Hetero, La Princesa Maldita y el Caballero Afortunado

Capítulo 1: ¿Mi prometido es un viejo barbudo? Parte 3

Al final, decidieron que Sonia se quedaría en la abadía una noche más. La pareja partió oficialmente al día siguiente.

Incómodo… Esto es tan incómodo. Sonia estaba a solas en el carruaje con el vejestorio o, el caballero de mediana edad, que decía ser su prometido. Su nombre era Chrisford Cortot.
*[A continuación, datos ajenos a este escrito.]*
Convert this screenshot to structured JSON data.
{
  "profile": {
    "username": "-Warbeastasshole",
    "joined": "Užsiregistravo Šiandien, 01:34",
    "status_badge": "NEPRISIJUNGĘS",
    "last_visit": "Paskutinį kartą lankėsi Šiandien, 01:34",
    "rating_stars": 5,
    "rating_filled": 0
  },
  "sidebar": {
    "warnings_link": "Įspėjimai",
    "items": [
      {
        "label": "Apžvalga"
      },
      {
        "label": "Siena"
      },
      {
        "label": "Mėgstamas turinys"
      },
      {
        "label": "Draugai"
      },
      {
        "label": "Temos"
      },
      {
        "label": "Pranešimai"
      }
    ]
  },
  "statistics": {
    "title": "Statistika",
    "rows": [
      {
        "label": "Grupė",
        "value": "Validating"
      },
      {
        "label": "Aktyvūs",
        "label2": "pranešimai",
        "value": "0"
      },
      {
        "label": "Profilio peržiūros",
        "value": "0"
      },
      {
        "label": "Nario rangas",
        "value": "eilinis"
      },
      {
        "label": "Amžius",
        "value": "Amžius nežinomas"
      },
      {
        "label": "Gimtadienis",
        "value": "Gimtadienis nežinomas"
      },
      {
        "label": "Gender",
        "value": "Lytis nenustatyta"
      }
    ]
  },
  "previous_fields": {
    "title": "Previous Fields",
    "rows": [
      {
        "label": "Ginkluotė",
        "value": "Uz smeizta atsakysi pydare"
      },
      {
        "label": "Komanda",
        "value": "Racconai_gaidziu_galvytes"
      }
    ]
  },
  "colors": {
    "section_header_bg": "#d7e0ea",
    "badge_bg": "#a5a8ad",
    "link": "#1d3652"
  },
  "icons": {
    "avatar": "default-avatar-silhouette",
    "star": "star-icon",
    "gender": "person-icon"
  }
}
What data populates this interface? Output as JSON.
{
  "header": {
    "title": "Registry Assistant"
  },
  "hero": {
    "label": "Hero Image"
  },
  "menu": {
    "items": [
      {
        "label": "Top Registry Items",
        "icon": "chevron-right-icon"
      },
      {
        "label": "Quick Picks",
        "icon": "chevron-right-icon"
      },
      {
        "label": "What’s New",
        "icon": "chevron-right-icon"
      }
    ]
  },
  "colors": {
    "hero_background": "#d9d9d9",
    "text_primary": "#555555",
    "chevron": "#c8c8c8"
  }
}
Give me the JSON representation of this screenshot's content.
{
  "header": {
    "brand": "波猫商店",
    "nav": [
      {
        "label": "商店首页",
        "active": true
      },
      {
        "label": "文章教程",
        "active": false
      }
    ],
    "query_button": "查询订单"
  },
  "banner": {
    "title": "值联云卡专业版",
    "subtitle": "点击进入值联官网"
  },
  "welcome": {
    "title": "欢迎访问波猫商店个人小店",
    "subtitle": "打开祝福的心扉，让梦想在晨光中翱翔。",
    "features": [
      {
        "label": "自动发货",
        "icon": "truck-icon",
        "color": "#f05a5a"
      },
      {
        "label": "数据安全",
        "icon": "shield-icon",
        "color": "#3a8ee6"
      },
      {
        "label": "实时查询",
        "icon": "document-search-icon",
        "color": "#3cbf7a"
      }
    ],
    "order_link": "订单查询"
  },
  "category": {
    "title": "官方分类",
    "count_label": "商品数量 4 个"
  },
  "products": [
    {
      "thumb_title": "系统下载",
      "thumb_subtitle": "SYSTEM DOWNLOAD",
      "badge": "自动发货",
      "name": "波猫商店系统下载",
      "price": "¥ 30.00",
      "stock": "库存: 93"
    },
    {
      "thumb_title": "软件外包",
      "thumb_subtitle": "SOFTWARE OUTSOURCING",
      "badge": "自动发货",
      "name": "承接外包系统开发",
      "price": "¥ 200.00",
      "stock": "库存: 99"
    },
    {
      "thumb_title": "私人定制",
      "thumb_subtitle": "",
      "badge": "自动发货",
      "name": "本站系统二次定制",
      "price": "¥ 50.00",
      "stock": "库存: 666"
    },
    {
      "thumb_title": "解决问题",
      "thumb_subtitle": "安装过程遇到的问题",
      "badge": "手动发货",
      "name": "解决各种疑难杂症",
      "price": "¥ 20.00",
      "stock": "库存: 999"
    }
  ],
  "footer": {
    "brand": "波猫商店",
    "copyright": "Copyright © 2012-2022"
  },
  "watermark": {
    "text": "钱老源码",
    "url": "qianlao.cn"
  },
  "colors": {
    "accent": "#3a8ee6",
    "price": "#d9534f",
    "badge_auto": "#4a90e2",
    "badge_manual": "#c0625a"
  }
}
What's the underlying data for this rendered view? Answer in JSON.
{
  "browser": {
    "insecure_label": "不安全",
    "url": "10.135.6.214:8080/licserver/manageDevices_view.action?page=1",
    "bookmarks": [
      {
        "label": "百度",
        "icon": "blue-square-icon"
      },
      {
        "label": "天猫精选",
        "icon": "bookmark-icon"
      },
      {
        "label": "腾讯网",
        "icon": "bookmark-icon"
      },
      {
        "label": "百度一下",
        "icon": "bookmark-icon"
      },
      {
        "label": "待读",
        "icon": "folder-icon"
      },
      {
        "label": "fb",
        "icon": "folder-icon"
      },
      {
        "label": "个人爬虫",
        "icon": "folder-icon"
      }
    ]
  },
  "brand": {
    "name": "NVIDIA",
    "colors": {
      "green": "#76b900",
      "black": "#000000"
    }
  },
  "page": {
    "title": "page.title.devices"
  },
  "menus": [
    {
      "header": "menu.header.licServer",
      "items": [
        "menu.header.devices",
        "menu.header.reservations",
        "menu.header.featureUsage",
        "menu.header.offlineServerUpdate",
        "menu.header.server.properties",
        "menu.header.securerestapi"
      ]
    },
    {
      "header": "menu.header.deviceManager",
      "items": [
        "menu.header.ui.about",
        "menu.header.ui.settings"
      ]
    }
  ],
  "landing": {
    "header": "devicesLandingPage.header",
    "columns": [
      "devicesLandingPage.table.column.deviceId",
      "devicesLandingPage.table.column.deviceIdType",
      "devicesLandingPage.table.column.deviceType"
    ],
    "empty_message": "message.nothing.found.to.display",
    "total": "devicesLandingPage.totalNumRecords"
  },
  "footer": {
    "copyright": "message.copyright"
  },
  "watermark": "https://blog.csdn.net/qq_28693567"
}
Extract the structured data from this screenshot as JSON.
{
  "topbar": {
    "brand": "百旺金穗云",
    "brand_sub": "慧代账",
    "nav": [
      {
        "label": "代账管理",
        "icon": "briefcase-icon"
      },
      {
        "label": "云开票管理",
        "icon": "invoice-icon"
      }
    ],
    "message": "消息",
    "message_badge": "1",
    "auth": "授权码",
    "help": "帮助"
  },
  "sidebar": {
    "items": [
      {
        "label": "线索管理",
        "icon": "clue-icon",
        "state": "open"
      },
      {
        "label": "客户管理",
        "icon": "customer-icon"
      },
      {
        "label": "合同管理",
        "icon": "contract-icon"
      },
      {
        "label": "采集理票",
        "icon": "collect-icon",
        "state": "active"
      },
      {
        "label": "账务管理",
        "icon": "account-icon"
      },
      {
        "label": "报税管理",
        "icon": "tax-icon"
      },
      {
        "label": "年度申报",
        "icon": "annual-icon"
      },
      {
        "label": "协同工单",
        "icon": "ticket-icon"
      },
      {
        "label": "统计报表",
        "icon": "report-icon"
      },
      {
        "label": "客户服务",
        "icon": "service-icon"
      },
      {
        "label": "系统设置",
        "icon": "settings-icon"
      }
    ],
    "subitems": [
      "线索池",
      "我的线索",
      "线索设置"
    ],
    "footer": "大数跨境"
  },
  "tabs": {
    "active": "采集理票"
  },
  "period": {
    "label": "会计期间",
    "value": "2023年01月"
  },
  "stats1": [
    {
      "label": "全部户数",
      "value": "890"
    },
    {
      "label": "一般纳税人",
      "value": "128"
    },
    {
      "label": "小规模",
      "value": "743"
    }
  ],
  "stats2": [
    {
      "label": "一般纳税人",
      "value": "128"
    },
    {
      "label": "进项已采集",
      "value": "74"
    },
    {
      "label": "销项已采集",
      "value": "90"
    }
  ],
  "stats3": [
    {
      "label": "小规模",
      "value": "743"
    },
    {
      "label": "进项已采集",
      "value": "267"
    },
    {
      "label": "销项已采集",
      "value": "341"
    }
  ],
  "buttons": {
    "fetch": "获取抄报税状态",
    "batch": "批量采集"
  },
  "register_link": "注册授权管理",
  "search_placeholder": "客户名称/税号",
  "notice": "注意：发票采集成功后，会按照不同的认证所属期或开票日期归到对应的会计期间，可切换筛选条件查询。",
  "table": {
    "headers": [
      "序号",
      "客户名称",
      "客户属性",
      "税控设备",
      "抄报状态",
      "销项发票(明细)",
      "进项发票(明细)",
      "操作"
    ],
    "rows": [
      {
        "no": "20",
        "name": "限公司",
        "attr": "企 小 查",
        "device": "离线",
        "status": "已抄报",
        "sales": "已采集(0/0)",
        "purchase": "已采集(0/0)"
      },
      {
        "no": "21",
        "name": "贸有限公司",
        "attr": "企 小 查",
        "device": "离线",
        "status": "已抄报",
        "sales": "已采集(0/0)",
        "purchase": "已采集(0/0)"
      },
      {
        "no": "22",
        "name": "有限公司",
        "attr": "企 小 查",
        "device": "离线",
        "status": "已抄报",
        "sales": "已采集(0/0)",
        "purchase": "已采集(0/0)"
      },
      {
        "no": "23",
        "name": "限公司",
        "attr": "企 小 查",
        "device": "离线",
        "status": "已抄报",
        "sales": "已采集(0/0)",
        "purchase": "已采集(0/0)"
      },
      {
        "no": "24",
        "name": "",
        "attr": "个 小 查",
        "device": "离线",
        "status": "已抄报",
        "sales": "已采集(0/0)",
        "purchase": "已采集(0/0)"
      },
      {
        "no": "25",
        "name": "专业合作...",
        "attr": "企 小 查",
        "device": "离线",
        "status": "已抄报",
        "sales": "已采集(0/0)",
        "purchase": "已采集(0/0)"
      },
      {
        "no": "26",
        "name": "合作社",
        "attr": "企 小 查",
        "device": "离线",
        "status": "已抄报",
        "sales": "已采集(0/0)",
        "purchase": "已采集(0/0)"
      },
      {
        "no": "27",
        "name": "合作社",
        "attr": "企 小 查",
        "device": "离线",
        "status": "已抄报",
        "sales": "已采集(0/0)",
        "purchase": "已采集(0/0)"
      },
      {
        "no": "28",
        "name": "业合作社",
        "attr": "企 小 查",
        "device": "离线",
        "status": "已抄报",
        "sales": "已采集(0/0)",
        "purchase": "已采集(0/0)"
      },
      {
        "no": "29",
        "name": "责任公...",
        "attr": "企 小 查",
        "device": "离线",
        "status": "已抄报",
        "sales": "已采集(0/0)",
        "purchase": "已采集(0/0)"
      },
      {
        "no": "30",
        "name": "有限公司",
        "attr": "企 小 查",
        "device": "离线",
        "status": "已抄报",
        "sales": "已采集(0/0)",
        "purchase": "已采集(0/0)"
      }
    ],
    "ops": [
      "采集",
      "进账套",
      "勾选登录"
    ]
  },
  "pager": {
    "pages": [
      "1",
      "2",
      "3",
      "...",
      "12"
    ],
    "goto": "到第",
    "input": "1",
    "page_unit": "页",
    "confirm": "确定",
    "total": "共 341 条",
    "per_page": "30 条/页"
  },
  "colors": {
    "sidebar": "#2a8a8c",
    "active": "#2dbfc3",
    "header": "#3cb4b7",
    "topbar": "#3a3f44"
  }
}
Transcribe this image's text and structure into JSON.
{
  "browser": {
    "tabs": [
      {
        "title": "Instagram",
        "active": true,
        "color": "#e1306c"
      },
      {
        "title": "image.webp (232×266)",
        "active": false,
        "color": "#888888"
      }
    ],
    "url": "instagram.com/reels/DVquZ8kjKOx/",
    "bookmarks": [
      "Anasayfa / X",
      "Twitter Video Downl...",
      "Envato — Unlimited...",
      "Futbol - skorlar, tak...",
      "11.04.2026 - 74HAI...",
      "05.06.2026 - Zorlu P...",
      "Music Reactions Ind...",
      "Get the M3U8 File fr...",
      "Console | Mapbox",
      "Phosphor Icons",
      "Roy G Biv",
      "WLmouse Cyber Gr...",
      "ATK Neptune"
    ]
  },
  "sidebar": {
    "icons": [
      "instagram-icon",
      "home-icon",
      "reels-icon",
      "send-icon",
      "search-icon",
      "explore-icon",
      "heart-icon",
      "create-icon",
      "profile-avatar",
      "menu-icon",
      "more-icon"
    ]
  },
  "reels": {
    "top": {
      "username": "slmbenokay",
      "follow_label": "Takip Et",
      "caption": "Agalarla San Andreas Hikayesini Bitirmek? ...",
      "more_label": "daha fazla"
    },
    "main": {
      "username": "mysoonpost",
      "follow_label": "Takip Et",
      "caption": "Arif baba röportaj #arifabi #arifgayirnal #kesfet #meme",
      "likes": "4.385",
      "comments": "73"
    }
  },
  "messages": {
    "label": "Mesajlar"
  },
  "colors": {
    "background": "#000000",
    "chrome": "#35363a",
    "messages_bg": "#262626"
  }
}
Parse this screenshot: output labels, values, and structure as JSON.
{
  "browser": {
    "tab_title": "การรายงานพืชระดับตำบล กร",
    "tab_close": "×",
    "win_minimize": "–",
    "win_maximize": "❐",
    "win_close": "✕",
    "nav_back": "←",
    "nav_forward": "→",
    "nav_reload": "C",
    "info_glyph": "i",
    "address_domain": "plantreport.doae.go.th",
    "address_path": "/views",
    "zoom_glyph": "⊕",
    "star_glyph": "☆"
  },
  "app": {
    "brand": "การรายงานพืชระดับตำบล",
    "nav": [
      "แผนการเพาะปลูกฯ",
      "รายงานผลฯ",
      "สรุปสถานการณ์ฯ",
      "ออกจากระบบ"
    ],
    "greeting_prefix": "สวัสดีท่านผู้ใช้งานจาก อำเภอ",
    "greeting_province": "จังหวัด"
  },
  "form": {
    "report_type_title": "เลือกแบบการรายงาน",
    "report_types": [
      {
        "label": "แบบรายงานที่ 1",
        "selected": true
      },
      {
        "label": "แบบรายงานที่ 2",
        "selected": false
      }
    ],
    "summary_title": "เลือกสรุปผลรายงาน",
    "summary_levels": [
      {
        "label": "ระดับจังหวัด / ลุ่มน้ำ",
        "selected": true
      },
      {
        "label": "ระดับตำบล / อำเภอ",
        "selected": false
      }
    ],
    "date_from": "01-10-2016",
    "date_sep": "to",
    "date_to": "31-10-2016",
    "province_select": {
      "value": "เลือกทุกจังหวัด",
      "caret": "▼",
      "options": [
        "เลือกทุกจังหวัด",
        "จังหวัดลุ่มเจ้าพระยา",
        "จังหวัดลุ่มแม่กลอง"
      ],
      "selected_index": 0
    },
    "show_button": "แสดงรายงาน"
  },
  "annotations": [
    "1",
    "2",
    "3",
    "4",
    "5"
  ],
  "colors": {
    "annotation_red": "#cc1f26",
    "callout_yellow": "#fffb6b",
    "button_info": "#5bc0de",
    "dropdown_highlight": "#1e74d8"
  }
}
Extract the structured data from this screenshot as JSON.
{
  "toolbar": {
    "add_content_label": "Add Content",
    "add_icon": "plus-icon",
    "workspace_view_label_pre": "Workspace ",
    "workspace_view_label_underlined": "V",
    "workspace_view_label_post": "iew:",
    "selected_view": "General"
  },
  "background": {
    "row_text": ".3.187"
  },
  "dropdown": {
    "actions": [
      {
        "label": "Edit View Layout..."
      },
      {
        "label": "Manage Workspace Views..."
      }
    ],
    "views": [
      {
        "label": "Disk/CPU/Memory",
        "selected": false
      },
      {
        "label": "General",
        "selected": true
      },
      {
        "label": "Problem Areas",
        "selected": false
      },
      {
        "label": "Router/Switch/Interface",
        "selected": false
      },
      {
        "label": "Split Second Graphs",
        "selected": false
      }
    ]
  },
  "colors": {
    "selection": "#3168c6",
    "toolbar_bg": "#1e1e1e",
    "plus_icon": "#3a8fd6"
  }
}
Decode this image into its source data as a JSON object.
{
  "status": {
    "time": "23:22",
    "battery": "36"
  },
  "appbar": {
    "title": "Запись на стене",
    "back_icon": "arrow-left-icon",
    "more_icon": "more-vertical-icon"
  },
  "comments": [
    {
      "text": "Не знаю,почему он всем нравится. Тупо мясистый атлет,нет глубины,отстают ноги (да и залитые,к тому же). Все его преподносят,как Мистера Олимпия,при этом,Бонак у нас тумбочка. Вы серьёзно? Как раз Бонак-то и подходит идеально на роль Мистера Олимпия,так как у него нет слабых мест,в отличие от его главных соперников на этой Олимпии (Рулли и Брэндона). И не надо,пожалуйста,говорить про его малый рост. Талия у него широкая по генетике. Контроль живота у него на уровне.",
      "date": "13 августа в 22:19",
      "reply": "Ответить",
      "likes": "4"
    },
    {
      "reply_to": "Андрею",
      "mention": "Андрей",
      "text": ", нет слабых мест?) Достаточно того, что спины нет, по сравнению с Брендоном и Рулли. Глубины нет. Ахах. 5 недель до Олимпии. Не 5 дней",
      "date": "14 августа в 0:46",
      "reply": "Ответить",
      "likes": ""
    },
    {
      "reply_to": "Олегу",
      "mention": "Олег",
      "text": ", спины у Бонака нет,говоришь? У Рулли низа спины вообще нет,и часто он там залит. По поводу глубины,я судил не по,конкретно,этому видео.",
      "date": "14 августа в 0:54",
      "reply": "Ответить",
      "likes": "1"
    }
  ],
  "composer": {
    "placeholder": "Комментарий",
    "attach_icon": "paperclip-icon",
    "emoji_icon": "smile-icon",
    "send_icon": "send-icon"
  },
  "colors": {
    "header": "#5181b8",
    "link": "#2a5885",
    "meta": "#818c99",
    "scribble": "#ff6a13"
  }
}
Chrisford era el caballero de treinta y cuatro años que les había enseñado al príncipe Enrique, el heredero al trono y, al príncipe Severin, esgrima y estrategia, sirviendo como su tutor de armas. O eso le habían dicho las personas junto a Sonia una vez que esta recuperó el conocimiento.

¿No se le concedió el rango más prestigioso como caballero, el Diamante?

Los títulos se otorgaban basándose en las piedras que representaban los doce meses según el Orden de las Piedras de Nacimiento. Un total de doce caballeros llevaban estos títulos, todos los cuales habían dominado la magia protectora. Bajo la protección de Dios, Chrisford Cortot servía a su rey, protegía su reino y salvaba al pueblo. Ocupaba el rango más alto de los doce caballeros reconocidos como héroes entre los héroes.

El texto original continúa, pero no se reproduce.